Here are some examples of process.php with this in mind:

php scripts/process.php /var/www/html/reports/data/myreport list-of-files.dat

php scripts\process.php C:\Inetpub\wwwroot\reports\data\myreport list-of-files.dat

Viewing Reports ↑Top

URLs for viewing reports are in the following format:
http://hostname.com/path/to/diskusage/?reportpath

By default, the reportpath is relative to http://mysite.com/path/to/diskusage/data/. You can change this by editing the reportsBaseURL variable in index.html.

Let's continue the example in Where to Save Reports where we saved out report to /var/www/html/reports/data/myreport (or C:\Inetpub\wwwroot\reports\data\myreport on Windows).

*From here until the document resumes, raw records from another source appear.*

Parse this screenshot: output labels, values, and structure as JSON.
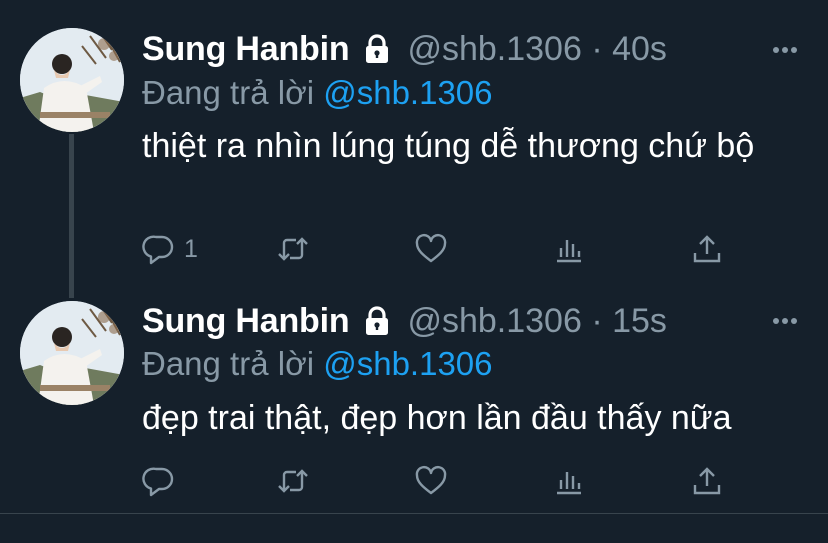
{
  "colors": {
    "background": "#15202b",
    "text_primary": "#ffffff",
    "text_secondary": "#8899a6",
    "mention": "#1da1f2",
    "divider": "#38444d"
  },
  "icons": [
    "lock-icon",
    "more-icon",
    "reply-icon",
    "retweet-icon",
    "like-icon",
    "analytics-icon",
    "share-icon"
  ],
  "tweets": [
    {
      "author": "Sung Hanbin",
      "handle_time": "@shb.1306 · 40s",
      "reply_prefix": "Đang trả lời",
      "reply_to": "@shb.1306",
      "text": "thiệt ra nhìn lúng túng dễ thương chứ bộ",
      "reply_count": "1"
    },
    {
      "author": "Sung Hanbin",
      "handle_time": "@shb.1306 · 15s",
      "reply_prefix": "Đang trả lời",
      "reply_to": "@shb.1306",
      "text": "đẹp trai thật, đẹp hơn lần đầu thấy nữa",
      "reply_count": ""
    }
  ]
}
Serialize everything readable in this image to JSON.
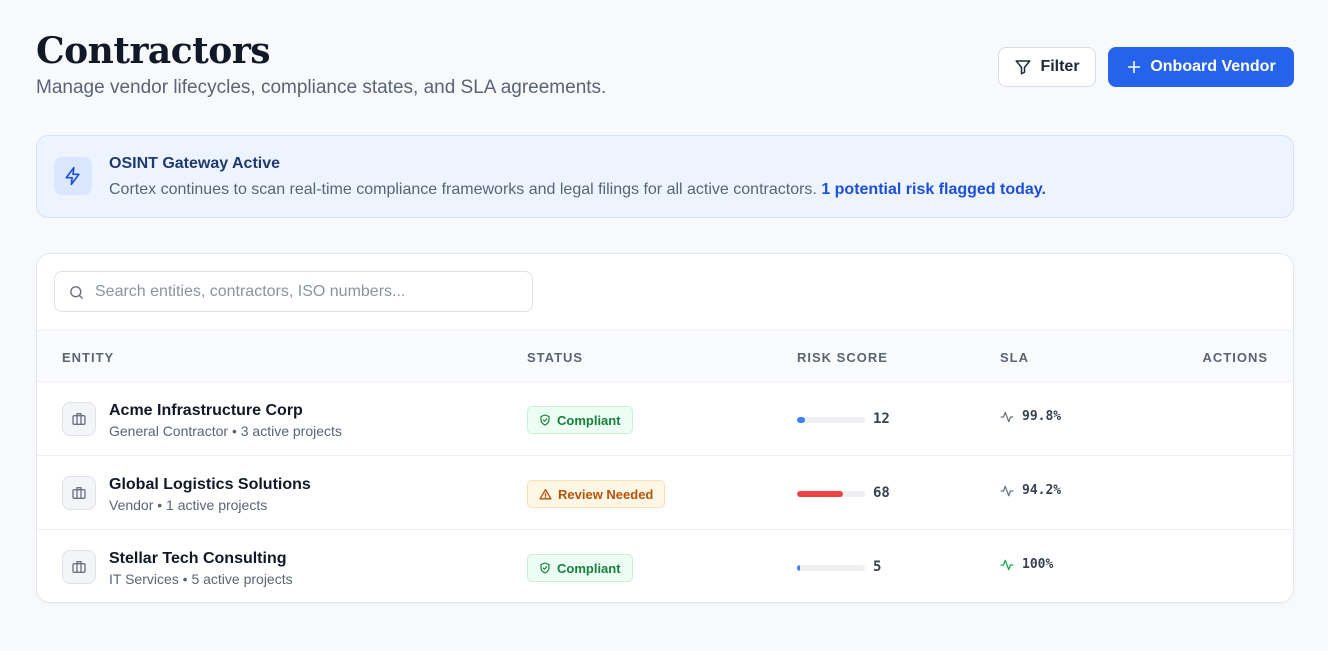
{
  "header": {
    "title": "Contractors",
    "subtitle": "Manage vendor lifecycles, compliance states, and SLA agreements.",
    "filter_label": "Filter",
    "onboard_label": "Onboard Vendor"
  },
  "banner": {
    "title": "OSINT Gateway Active",
    "text": "Cortex continues to scan real-time compliance frameworks and legal filings for all active contractors.",
    "highlight": "1 potential risk flagged today."
  },
  "search": {
    "placeholder": "Search entities, contractors, ISO numbers..."
  },
  "table": {
    "columns": {
      "entity": "ENTITY",
      "status": "STATUS",
      "risk": "RISK SCORE",
      "sla": "SLA",
      "actions": "ACTIONS"
    },
    "rows": [
      {
        "name": "Acme Infrastructure Corp",
        "meta": "General Contractor • 3 active projects",
        "status": "Compliant",
        "status_type": "ok",
        "risk_score": 12,
        "risk_label": "12",
        "sla": "99.8%",
        "sla_trend": "neutral"
      },
      {
        "name": "Global Logistics Solutions",
        "meta": "Vendor • 1 active projects",
        "status": "Review Needed",
        "status_type": "warn",
        "risk_score": 68,
        "risk_label": "68",
        "sla": "94.2%",
        "sla_trend": "neutral"
      },
      {
        "name": "Stellar Tech Consulting",
        "meta": "IT Services • 5 active projects",
        "status": "Compliant",
        "status_type": "ok",
        "risk_score": 5,
        "risk_label": "5",
        "sla": "100%",
        "sla_trend": "positive"
      }
    ]
  },
  "colors": {
    "accent": "#2563eb",
    "risk_low": "#3b82f6",
    "risk_high": "#ef4444",
    "compliant": "#17803d",
    "warning": "#b45309",
    "sla_positive": "#16a34a",
    "sla_neutral": "#6b7280"
  },
  "icons": {
    "filter": "funnel-icon",
    "onboard": "plus-icon",
    "banner": "lightning-icon",
    "search": "search-icon",
    "entity": "briefcase-icon",
    "compliant": "shield-check-icon",
    "review": "warning-triangle-icon",
    "sla": "activity-icon"
  }
}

Our URL for the report would be:
http://mysite.com/reports/?myreport

Which will load the report from:
http://mysite.com/reports/data/myreport/

Organizing Your Reports ↑Top

You can organize your reports into subdirectories as necessary.

For example, let's assume a report was created at /var/www/html/reports/data/edu/mit (or C:\Inetpub\wwwroot\reports\data\edu\mit on Windows). This report is for MIT and is organized into a directory called "edu".

You would view that report by browsing to http://mysite.com/reports/?edu/mit

You can take this a step further by creating a historical archive of reports by organizing them by date.

For example, let's assume the report was created at /var/www/html/reports/data/edu/mit/2011-06 (or C:\inetpub\wwwroot\reports\data\edu\mit\2011-06 on Windows).

You would view that report by browsing to http://mysite.com/reports/?edu/mit/2011-06

Securing Reports ↑Top

It is possible that a person could guess the path to a report. For example, you could guess that the report for the mathematics department is at http://mysite.com/reports/?math

An easy way to avoid this issue is by including extra characters in the report directory that act as a password.

For example, by naming the report directory math_diw9481 (which would be viewed at http://mysite.com/reports?math_diw9481) you make it very difficult to guess the Web address for a report.

Optional Report Settings ↑Top

There are several optional settings that can be edited in index.html. A description is included for each setting.

About Version Numbers: ↑Top

As of 1.0.0 the version numbers will now follow the Semantic Versioning guidelines at semver.org as closely as possible.

Releases will be numbered with the following format: <major>.<minor>.<patch>

The following are some of the rules that will be followed:

  • Breaking backwards compatibility will increase the <major>.
  • New additions that do not break backwards compatibility will increase the <minor>.
  • Bug fixes and minor changes will increase the <patch>.